Other stuff is more interesting than you
Who’s the teacher? Being a student and trainer at the same time
Urrgh! It got my Irish up.
Last night at agility basic class Obie decided to leave the course and me and go visit the dogs at the sidelines. The Duck Toller said, “Get out of here!” So he left. The Aussie’s people blocked him, so after a couple of hopeful dodges he left, but the Boxer … well he smelled real good and after some initial complaint didn’t seem to mind being smelled. That’s where I caught up and escorted Obie back to the course. We started one jump later so we didn’t have to look at the Boxer and that was fine that time.
Then we waited for our turn again and came up with a slightly different problem, but it ended at the Boxer again. And with slightly different variations we continued, sometimes with a great run, sometimes just at the Boxer.
I asked the Boxer’s person to block my dog, because he was having too much fun sniffing the Boxer.
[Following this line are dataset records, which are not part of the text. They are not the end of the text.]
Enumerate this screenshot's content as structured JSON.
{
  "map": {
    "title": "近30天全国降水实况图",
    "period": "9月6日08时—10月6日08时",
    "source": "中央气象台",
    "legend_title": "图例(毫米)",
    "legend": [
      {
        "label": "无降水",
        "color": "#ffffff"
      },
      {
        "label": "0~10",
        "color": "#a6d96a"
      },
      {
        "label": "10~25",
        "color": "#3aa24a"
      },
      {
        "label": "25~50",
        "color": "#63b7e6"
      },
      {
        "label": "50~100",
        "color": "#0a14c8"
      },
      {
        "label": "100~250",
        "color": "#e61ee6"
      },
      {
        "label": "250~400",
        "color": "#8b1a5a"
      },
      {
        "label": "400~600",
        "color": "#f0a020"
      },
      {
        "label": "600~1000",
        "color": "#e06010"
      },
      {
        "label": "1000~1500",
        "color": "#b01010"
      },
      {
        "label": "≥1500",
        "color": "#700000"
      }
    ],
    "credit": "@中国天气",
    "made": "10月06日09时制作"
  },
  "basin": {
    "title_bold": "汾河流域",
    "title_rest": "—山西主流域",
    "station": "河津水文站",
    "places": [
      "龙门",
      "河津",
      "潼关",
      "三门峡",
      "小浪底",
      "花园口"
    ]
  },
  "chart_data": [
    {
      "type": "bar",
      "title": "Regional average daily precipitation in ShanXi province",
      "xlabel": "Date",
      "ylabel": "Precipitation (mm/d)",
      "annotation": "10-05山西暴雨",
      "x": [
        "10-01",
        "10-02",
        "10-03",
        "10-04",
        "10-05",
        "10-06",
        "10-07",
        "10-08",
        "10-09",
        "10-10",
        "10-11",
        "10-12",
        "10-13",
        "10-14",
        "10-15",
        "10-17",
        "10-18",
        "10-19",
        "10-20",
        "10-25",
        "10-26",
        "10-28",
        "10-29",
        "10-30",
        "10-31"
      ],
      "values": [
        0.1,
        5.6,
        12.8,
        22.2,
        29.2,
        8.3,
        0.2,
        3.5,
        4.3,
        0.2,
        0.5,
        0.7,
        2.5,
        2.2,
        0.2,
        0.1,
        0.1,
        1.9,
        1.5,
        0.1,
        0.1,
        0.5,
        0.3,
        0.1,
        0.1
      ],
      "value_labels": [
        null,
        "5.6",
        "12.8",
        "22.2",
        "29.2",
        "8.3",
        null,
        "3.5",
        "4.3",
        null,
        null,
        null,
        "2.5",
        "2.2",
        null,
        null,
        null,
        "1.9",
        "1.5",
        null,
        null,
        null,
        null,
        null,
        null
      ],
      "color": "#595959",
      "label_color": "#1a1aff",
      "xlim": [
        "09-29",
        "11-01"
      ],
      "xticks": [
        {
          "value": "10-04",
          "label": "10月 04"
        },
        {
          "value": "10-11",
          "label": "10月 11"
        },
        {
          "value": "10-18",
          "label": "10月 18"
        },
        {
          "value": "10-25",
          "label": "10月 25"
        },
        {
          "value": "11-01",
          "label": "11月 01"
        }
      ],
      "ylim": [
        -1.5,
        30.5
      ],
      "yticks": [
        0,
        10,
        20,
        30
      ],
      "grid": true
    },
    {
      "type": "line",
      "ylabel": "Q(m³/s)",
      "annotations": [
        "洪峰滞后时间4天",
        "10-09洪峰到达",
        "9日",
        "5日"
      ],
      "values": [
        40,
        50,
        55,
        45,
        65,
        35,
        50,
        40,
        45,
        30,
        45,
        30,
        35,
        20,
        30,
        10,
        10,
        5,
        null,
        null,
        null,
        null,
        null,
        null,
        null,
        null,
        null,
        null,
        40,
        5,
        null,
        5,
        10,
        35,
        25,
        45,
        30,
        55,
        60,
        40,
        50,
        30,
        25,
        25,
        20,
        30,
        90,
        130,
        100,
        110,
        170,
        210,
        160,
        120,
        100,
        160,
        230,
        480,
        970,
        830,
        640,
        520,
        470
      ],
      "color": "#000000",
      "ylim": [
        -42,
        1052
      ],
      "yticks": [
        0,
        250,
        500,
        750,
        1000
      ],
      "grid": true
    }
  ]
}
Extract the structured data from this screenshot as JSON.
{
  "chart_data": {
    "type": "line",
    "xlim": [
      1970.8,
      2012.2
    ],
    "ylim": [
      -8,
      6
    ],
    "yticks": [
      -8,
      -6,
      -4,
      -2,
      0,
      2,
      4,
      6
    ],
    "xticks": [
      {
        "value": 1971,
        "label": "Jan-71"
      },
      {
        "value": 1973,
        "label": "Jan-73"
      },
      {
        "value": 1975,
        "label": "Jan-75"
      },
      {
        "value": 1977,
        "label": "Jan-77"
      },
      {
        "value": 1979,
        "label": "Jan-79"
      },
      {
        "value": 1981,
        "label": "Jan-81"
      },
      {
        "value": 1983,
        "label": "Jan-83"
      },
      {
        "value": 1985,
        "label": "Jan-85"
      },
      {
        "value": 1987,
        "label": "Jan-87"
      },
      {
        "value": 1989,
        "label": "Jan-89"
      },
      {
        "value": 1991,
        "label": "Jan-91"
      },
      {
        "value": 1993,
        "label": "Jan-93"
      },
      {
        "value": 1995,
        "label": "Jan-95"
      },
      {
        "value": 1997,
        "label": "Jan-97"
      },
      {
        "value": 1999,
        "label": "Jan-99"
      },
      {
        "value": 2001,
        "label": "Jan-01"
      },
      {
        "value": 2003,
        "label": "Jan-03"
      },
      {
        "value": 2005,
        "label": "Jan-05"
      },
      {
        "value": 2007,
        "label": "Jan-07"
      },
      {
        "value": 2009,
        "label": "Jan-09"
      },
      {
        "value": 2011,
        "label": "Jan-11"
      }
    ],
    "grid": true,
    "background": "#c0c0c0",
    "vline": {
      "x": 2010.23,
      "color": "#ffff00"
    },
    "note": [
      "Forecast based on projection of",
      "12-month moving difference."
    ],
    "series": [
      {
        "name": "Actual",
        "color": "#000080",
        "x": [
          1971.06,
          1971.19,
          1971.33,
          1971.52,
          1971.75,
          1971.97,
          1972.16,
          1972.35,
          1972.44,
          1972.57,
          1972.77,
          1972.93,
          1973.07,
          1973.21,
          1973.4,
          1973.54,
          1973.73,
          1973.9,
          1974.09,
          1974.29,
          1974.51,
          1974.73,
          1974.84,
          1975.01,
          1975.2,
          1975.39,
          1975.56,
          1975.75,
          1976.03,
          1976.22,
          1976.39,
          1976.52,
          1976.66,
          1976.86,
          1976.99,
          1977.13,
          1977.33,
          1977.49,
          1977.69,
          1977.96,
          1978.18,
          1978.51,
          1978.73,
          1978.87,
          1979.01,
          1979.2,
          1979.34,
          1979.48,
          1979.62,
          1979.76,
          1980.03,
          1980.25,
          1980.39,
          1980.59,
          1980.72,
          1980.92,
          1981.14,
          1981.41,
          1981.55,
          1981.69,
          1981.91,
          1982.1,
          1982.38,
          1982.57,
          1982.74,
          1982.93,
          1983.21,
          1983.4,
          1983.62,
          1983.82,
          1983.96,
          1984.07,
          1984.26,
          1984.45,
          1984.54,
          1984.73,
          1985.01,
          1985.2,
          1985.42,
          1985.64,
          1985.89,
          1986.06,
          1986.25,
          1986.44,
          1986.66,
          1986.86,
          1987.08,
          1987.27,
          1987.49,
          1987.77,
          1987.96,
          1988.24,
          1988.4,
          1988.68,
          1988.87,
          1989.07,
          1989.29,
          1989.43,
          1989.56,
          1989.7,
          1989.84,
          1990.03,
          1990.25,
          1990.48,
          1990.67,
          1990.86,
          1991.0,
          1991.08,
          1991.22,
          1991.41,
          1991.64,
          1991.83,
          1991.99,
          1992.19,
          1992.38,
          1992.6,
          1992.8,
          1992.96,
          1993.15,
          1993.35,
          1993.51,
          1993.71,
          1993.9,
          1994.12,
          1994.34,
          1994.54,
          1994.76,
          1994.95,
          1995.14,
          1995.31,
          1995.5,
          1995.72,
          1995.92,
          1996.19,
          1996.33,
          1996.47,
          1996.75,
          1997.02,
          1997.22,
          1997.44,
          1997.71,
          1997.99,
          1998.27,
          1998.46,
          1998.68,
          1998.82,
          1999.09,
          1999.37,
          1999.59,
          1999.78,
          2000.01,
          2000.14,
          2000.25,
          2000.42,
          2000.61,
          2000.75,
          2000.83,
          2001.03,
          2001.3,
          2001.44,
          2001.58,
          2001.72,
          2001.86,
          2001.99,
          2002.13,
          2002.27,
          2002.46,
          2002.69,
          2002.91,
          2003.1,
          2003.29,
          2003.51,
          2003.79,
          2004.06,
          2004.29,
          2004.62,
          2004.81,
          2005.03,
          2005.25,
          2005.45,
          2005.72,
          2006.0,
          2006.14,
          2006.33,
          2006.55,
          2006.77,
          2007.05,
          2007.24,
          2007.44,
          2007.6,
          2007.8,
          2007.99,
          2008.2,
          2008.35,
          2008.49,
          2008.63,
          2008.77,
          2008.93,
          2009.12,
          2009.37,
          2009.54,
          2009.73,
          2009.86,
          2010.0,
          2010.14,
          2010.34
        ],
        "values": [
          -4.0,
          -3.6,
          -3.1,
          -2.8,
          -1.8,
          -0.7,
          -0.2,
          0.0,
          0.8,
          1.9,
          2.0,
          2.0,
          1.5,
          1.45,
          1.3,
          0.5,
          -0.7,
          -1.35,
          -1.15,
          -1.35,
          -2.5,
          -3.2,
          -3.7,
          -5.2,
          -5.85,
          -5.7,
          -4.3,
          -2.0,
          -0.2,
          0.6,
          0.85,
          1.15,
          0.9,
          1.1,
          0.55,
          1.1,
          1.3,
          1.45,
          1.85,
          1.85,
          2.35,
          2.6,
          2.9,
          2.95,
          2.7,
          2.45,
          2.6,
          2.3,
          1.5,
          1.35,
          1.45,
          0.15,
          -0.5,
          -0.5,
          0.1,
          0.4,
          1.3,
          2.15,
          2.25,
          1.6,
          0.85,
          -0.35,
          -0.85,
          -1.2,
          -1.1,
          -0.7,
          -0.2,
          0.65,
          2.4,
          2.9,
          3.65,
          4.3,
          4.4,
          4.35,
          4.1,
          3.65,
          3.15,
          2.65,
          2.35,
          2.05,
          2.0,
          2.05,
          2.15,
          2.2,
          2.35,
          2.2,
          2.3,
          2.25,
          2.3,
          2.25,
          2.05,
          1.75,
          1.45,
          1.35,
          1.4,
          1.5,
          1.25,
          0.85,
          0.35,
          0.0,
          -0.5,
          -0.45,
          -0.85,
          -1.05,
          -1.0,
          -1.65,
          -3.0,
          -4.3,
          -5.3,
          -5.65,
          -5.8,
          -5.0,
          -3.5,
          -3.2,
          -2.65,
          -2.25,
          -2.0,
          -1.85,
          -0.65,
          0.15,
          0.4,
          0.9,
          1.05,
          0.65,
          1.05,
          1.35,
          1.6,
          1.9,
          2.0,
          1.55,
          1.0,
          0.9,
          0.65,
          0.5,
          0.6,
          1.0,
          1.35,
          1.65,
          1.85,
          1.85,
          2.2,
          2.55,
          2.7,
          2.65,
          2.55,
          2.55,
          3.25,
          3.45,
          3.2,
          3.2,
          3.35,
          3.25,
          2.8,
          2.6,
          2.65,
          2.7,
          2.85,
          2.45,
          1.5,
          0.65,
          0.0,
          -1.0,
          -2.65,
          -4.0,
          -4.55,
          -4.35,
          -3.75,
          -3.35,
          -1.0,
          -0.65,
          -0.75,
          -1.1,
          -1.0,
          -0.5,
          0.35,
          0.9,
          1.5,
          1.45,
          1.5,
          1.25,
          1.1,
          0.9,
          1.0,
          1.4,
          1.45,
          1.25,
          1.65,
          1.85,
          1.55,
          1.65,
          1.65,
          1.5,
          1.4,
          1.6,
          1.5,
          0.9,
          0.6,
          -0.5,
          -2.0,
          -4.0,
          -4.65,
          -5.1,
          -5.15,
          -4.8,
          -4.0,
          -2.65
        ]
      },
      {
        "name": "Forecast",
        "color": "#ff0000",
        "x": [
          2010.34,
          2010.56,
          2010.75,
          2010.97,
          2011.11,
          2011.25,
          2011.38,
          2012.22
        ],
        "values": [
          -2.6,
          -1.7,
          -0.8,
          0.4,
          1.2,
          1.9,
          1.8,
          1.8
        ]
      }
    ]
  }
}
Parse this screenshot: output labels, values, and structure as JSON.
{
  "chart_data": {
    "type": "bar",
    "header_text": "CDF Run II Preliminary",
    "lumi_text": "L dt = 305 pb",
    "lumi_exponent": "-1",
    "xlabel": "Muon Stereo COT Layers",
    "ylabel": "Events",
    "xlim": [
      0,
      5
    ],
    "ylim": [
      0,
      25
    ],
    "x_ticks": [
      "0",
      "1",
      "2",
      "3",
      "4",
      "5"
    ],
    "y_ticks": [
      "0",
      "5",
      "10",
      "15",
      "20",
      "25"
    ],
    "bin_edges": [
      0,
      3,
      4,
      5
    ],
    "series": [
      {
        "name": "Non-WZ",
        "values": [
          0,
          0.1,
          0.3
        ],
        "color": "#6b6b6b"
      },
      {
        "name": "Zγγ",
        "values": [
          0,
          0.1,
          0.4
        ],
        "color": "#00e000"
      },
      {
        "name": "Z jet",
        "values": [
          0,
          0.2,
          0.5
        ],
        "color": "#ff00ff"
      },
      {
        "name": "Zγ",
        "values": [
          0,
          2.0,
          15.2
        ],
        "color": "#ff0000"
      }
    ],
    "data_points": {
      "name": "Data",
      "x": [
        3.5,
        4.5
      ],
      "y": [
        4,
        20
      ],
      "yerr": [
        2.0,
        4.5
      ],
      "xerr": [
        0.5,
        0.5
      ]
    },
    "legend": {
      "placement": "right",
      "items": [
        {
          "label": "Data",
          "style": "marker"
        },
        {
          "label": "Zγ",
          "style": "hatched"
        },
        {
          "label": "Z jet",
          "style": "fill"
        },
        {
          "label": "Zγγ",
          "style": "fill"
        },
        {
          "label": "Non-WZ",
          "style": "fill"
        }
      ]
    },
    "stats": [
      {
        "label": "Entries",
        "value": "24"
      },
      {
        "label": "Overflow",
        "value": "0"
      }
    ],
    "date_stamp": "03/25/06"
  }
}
She made a slight attempt. Finally the Trainer came and stood in the way – problem slightly solved, at least for that rendition.
I’m a trainer, why did I have so much trouble figuring out I needed to change the set up for Obie? Which is funny because I predicted from the outset the draw of the dogs was a difficulty – he is very charmed by new dogs.
In this place I’m a student and so I’ve given up much of my training control, which makes me susceptible to following directions and cooperating even if on my own I would have changed things up. Also I wanted it to work and it did part of the time. Also I’m hesitant to give other students direction, because it isn’t my class. Also I know this class is more ‘reactive’ based than ‘proactive,’ but I still tend to cooperate. Urrgh!
Sometimes I think I need reminders like this to be more ready to take control of the situation when I’m acting as a student … of course the new piece of equipment we had just been introduced to was at the beginning of the run (so move that Boxer or block him).
Back to the real problem – dog leaving work. Obie likes food, likes tug, likes agility, but loves greeting new dogs, loves intense smells … and that’s a real problem. With the issues he’s had being noisy and upset being left in kennels (crates and outside runs) I put lots of value, games, food into his crate and kennel. I haven’t put as much into being with me (‘cuz he’s not my dog partially), but this whole thing of him leaving work is a big deal.
Plan: 1) Hand feed at least 50% of his meals with the majority of the hand feeding training being rewarded for returns to me in distracting environments (simple recalls are a no brain-er for him). We started out this morning with a loaded food cube (a game he plays vigorously) and me calling him away from it each second or third hit, clicking and rewarding and releasing him to ‘get it’ again.
2) Upgrade his delight in tug to ‘love it everywhere.’ He’s great in low distraction settings, but he’s not willing to commit to really playing if there are unknown dogs in sight … need to work up to that. We’ll start going to the park and see how far from the walking path we have to be to still play. Also go to the parking lot at the grocery or hardware store and see if we can play tug wholeheartedly.
3) Bring Jazzie down to the cover all and have turns doing some obstacles. Jazzie won’t tolerate irritating sniffing by Obie so there will not be a reward for him. Plus it will be good for Jazz to have to wait her turn.
Sometimes it takes a massive fail to trigger a plan. We’ve got a week of three times or more trainings until next class – wish us luck! Or a strategically placed Duck Toller.